Já no tocante a relação Homem x Mulher, Freire sumariza, “a extrema diferenciação do sexo feminino em

“belo sexo” e “sexo frágil” fez da mulher do engenho e da fazenda e mesmo da Iaiá de sobrado, no Brasil, um ser artificial, mórbido. Uma doente, deformada no corpo para ser a serva do homem e a boneca de carne do marido”. O patriarcalismo produziu uma extrema diferenciação e subordinação entre homens e mulheres.

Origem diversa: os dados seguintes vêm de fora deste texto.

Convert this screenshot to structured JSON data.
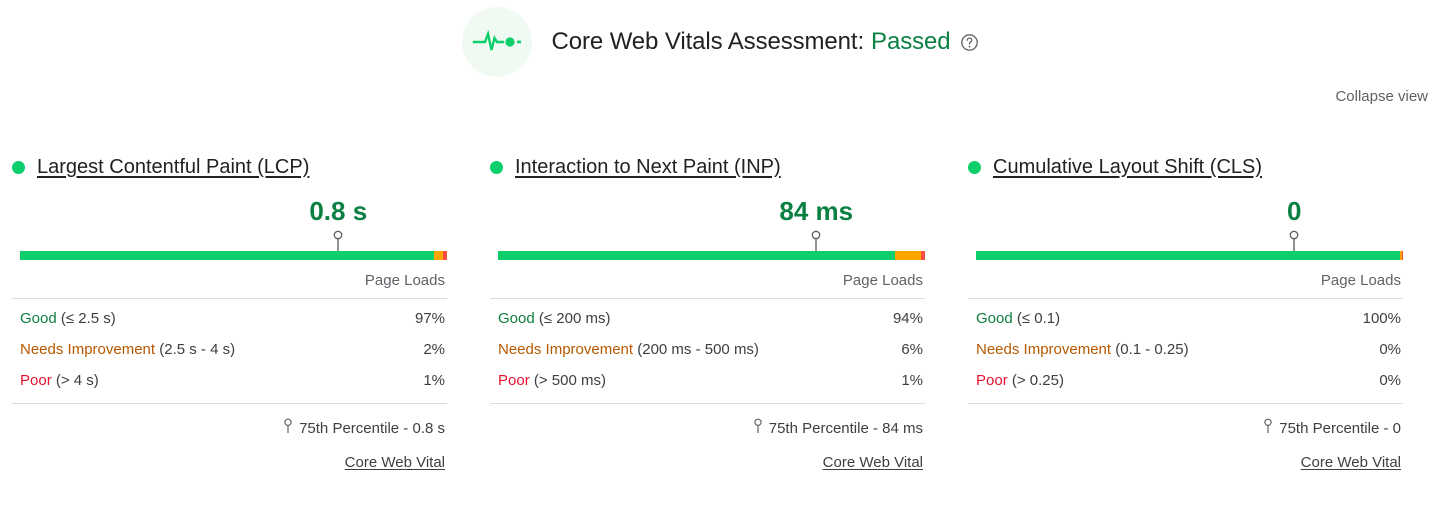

Este padrão de subordinação se alterou muito com o desenvolvimento das cidades, apesar de, para a maioria, ainda serem insignificantes as oportunidades de interferência nas atividades extra domesticas.

O autor ressalta que apesar de Freire não faça menção a superioridade do homem sobre a mulher ele

afirma que foi muito mais uma dominação psíquica e uma configuração sociológica que uma superioridade natural e biológica.

ORIENTE E OCIDENTE. A MAQUINA E O ESCRAVO

Uma tese principal de Freire é que a urbanização do século XIX, a vinda da família real, a abertura dos portos às nações amigas foi muito mais que a própria urbanização foi uma europeização da sociedade brasileira, a transformação de uma sociedade patriarcal rural.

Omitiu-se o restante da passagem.